朝の静かな神宮の森、其れが歩く参道の左右に接してきている。其の森は緑が豊かで鬱蒼とした感じだ。今は朝で静かな場所だが、日曜日なのか人の数が多い。それでも、静かさは変わらない。

此の参道を拝殿の有る方へと向かって、七十五才の祖父と二十才の孫が仲良さそうに歩いている。二人は神宮に参拝に来たのではない。

七十五才の祖父はフリーランスのプロカメラマンで高井義継、孫は大学生で高井征一。義継はフリーランスだから、土、日に仕事をしたり平日を休日にして休んだり出来る。

大事なのは、依頼者から頼まれた仕事をやり切ることだ。義継は出版社からの依頼で雑誌に載せる風景や建物の写真、其れと料理の写真を撮ってきた。雑誌には旅行専門雑誌もあれば一般雑誌もある。

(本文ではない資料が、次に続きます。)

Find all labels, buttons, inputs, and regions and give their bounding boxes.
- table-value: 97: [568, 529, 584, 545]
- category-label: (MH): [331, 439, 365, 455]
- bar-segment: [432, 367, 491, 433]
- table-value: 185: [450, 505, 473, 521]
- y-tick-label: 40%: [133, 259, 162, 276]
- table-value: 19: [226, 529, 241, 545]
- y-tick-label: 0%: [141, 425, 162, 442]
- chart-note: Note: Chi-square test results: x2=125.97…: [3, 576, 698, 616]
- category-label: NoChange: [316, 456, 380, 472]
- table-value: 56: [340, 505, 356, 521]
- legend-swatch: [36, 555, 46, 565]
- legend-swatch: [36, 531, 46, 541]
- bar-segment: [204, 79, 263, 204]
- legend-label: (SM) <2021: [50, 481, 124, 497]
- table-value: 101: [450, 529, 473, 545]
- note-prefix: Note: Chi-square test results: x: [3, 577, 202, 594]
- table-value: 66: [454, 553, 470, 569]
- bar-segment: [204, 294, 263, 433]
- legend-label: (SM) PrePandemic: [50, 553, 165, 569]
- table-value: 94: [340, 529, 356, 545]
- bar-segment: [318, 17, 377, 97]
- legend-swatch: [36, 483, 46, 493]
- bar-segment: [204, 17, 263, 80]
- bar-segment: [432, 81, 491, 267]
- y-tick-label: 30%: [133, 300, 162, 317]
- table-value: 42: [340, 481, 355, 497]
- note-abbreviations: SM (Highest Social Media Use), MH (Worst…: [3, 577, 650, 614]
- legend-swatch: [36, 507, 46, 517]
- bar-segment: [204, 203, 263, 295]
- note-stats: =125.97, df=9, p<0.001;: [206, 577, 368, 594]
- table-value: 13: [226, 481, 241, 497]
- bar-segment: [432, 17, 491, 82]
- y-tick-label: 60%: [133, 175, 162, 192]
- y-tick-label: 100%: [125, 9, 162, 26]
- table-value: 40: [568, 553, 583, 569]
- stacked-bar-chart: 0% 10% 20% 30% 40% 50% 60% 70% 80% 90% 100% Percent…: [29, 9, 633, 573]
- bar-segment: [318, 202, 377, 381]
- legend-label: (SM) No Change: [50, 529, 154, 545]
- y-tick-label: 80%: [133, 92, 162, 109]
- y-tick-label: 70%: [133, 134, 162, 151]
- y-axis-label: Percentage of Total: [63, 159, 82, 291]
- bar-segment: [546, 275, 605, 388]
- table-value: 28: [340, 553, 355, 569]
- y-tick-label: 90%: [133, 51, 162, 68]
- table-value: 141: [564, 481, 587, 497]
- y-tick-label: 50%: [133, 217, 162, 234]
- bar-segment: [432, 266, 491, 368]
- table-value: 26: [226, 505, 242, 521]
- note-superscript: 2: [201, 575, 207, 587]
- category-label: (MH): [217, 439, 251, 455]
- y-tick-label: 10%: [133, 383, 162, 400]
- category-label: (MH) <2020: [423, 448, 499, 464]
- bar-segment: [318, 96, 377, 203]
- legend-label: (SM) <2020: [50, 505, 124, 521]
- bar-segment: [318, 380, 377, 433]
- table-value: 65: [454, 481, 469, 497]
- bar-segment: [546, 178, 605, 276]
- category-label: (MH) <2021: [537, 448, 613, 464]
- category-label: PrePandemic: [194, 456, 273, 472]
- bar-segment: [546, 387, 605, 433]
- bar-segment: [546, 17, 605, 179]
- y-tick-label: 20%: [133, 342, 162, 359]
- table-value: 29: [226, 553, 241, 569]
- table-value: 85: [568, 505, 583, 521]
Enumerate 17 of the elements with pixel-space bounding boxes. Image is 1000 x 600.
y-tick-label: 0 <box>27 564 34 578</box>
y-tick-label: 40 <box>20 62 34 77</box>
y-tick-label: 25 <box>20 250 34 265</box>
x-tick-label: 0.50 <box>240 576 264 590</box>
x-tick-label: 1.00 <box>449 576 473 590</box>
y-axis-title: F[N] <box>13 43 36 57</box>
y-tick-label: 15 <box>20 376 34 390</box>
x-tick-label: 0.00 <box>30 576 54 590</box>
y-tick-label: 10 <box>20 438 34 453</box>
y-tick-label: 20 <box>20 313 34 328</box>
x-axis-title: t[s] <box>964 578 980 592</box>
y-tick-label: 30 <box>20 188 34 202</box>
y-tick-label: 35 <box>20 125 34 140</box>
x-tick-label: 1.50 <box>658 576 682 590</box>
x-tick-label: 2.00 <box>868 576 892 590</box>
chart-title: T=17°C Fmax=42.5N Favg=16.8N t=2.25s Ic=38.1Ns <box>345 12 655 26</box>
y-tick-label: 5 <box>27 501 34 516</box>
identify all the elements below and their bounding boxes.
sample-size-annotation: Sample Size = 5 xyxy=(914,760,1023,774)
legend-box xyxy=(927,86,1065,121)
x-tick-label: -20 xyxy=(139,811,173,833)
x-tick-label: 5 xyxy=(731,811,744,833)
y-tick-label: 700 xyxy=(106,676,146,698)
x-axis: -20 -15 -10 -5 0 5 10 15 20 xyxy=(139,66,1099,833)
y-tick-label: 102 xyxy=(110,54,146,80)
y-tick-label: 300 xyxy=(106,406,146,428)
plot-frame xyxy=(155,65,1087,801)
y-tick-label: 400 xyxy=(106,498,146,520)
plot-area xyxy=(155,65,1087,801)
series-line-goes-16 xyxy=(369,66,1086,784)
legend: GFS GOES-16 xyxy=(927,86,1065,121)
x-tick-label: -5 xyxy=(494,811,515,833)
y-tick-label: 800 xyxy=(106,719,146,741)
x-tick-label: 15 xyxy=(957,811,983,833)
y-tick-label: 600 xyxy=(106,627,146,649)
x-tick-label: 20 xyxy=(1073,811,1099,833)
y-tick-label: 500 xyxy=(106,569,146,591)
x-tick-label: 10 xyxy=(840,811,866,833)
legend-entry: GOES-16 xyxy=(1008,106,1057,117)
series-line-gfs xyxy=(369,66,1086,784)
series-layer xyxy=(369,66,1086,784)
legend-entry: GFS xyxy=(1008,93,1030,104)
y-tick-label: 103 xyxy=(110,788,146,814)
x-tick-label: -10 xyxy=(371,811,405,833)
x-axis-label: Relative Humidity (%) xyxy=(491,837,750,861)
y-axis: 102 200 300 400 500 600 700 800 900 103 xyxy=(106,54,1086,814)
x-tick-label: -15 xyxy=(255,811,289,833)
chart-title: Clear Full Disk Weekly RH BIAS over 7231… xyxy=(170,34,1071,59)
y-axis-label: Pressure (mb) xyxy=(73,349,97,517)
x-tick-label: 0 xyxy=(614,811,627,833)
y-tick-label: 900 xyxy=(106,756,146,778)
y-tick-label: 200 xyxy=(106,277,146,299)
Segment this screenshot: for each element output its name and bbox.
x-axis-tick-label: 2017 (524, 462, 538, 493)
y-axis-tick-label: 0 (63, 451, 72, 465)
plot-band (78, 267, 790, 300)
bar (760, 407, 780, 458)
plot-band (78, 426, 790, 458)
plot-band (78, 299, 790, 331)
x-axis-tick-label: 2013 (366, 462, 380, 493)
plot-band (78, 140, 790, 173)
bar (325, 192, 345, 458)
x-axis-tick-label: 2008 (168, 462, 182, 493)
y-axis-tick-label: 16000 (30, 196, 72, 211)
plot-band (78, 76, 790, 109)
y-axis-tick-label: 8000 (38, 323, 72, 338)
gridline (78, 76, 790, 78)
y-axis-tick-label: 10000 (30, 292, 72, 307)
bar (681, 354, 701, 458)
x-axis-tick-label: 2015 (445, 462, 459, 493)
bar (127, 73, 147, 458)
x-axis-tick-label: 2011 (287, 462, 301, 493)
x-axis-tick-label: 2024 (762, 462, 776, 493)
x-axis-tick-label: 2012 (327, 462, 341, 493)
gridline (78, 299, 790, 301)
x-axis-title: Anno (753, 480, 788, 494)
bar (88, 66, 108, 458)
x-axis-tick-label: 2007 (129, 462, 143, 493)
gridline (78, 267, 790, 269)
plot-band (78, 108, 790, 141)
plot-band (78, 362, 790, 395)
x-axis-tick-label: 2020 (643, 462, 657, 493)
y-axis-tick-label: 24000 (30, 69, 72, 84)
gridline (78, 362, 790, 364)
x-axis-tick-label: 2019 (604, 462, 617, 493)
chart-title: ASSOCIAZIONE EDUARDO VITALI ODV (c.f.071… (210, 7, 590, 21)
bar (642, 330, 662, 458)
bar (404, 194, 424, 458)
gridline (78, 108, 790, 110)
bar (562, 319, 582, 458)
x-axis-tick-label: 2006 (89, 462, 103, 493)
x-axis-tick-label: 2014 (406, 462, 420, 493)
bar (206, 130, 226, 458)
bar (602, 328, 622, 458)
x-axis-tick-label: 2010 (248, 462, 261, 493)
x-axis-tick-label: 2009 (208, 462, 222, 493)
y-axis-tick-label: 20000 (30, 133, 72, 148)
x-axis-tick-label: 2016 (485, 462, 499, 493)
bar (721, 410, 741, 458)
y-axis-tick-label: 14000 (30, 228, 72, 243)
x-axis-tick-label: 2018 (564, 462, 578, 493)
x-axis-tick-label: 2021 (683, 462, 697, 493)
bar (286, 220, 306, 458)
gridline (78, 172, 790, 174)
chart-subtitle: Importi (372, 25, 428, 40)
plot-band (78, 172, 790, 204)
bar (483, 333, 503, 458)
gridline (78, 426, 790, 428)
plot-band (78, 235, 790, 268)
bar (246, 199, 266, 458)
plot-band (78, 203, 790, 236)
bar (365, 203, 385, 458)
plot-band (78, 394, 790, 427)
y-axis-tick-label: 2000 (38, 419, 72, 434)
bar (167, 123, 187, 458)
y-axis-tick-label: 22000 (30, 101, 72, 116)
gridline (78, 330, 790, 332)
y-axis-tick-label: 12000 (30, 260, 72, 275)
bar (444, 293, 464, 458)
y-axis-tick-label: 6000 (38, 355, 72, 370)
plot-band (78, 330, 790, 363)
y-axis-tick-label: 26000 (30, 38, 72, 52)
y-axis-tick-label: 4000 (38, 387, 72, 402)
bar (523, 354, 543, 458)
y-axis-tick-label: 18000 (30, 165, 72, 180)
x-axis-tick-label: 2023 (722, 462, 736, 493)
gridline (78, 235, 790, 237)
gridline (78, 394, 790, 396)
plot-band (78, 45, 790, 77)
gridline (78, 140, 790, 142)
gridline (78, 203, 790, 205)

目立たないが、人々に旅行の憧れと楽しみを与える縁の下の力持ち的な存在である。フリーランスのプロカメラマンになる前、義継は出版社に所属するカメラマンであった。

そうした中で、カメラマンとしての技術を向上させ業界での人脈を作り上げていった。そして、フリーランスのプロカメラマンとして独立し今に至る。

二人はもう可なり奥に進んだのか、後ろの入り口の第一鳥居は遠ざかり、前の方の第二鳥居が近づいてくる。

其の鳥居を潜(くぐ)れば、拝殿のある敷地に入る。進むにつれ、第二鳥居が少し大きく見えてきた。征一は共に歩いている隣の祖父・義継に前々からどうしても尋ねたいと思っていた事があった。